Gilmartin's inquisitiveness comes through largely during his conversations with guests (other comedians, artists, friends, and even doctors). The reasons why humans are the way they are is a question that has driven him during his entire career. "I remember just being fascinated by why people did what they did," he said. "I realized at a young age that you don't just hit a certain age and you're okay. This never ends." Every one of the guests -- from fellow comedian/podcaster and best friend Jimmy Pardo to Adam Carolla to an ex-con he befriended years ago named Murph -- prove that insecurities last throughout life. It's the manifestations that are very different. Some lash out in anger, some ebb back and seclude themselves, and some use the act-as-if method, but they all demonstrate that no matter the amount of fame, money, or riches, nothing of substance can happen until you are happy with yourself. "It's not about what other people think of you. It's what you think of you," Gilmartin told me. "Why do we want to be rich and famous? Because we want people to love us. Well, you don't to be that for people to love you. You just have to stop trying to be the stuff that's not the authentic you. And that's what the podcast is I think. I show how I'm peeling away these layers that I think I need to in order to be loved. And by saying here's this layer, I do get love."
Vulnerability, emotions, connecting with others -- these are the foundations of ultimately being happy with yourself and living a life of peace with minimal issues from your mental health, according to Gilmartin. While he's aware there are different remedies for various people (Gilmartin admits to taking prescribed anti-depressants), he's a staunch believer of therapy and support groups acting as a first step. "You ease into them, and get to know people in there. All of a sudden you don't feel like a stranger, you feel a little more part of it," he said. He also praises vulnerability in overcoming issues. "If everybody in the room becomes vulnerable or at least enough of them, it's amazing what can happen. I probably say I love you to people five or six times a day," Gilmartin said. "I'm constantly on the phone with friends and people from support groups. It's become a part of my vocabulary now. If I feel positive about a person now, I tell them. I don't wait until they die in a hospital to tell them."

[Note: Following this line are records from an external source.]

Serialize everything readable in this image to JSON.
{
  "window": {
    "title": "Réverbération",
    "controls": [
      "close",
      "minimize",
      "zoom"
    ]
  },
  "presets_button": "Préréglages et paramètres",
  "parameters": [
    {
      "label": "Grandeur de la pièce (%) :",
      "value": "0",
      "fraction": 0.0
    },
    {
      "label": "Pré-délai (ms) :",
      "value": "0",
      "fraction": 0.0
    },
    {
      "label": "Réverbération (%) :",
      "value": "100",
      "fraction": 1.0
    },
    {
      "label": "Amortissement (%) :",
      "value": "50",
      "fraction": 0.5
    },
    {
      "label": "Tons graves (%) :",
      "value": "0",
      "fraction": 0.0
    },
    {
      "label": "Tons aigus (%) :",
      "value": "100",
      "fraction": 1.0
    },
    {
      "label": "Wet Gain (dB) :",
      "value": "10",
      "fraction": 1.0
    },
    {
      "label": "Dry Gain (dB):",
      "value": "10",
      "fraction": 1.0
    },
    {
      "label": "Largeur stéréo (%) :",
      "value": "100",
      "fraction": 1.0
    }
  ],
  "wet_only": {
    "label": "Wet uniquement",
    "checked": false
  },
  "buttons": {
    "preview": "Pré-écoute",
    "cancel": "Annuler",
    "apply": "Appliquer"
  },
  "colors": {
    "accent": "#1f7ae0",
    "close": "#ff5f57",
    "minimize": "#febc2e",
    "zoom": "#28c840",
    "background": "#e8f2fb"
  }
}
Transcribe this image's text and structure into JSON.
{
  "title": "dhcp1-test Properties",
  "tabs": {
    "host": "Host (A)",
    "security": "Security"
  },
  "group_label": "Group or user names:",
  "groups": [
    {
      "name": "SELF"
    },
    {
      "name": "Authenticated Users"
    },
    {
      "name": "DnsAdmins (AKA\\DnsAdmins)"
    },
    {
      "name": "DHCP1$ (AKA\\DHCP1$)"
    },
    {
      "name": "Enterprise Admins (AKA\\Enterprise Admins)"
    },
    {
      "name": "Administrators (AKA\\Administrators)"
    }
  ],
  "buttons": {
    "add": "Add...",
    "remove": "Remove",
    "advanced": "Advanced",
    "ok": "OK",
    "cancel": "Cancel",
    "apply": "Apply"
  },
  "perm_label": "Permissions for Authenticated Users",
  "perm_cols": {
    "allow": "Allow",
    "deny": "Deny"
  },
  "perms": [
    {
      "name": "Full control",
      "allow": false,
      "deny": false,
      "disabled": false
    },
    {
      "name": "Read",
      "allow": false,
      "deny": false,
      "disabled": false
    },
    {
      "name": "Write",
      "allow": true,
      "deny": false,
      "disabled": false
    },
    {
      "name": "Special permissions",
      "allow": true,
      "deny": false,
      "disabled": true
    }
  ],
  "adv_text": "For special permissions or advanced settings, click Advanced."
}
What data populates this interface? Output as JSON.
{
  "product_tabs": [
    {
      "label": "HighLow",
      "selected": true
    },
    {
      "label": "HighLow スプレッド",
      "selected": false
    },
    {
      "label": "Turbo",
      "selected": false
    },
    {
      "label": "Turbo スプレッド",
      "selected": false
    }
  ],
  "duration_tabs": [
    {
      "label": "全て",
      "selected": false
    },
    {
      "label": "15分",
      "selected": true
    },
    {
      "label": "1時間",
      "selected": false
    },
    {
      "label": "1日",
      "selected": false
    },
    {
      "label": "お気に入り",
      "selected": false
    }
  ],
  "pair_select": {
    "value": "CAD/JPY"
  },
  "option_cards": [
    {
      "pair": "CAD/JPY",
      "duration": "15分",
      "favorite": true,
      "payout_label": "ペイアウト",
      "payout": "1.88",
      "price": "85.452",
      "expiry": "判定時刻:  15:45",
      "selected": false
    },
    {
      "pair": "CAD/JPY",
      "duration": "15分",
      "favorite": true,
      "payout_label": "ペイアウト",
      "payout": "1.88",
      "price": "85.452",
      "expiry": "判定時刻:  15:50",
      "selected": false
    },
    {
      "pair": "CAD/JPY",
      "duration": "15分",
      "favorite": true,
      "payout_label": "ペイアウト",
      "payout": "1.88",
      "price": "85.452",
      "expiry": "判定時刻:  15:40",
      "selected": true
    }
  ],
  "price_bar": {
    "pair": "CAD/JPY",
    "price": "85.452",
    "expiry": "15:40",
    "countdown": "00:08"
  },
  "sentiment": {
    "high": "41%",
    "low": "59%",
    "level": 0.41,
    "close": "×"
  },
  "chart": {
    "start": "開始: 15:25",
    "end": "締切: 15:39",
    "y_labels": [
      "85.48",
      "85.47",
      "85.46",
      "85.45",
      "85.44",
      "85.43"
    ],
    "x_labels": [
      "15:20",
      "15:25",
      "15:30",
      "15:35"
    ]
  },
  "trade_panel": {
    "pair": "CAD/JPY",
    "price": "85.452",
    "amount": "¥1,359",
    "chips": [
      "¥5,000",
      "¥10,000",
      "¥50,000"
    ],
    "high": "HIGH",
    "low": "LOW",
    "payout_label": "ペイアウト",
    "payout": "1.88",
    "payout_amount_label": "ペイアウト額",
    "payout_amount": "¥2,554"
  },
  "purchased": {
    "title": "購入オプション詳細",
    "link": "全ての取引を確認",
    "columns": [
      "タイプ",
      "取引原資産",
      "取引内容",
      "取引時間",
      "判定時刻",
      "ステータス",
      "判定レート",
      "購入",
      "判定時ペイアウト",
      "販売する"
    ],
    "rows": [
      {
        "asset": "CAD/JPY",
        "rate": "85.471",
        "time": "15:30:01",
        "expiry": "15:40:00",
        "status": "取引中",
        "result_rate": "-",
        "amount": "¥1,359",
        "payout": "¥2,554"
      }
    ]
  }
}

Having been diagnosed with depression many years ago and overcome alcohol and drug addiction, the comedian claims that ultimately his wife saved him. "In 2003, I was thinking about suicide probably every hour. And what made me want to do it even more was the fact that my life was good. I had a great job. I had a wife that loved me. Had financial success. And so my wife, very gently, suggested that I go see somebody. So I thought I should because something was wrong with me," Gilmartin said. "I came to find out that I had a drug and alcohol problem. I knew I was a heavy user but I didn't know that I had lost the ability to quit. So I began connecting."
If The Mental Illness Happy Hour proves one thing it is that we are not alone. From teenagers to adults, insecurities and mental issues affect us all. But by putting ourselves out there and finding help we are becoming more vulnerable and more open to the possibilities of living happily, authentically. It's only when we let our ego get the best of us that those insecurities inflate and take over. "I think the soul and the ego are always pointed in completely different directions," Gilmartin said. "And our society is ego-driven. We think we know everything. Generally there's a lot of arrogance and not a lot of responsibility."
Taking the first step to get help is a difficult one, but an essential one. "People think the feelings they have are from their situation and not a manifestation of what's going on inside of them," Gilmartin said. "Their soul needs that energy of connecting to somebody else in a way that is about the vulnerability and not about trying to impress one another."
"To me, there is no more intimate medium than podcasting," he added. "When people say the show is so real, I love it. It's what I was always trying to get to with my stand up but I never could because I could never feel safe enough in a comedy club to feel vulnerable. And vulnerability is the first step to connecting to other people. For me it was at least."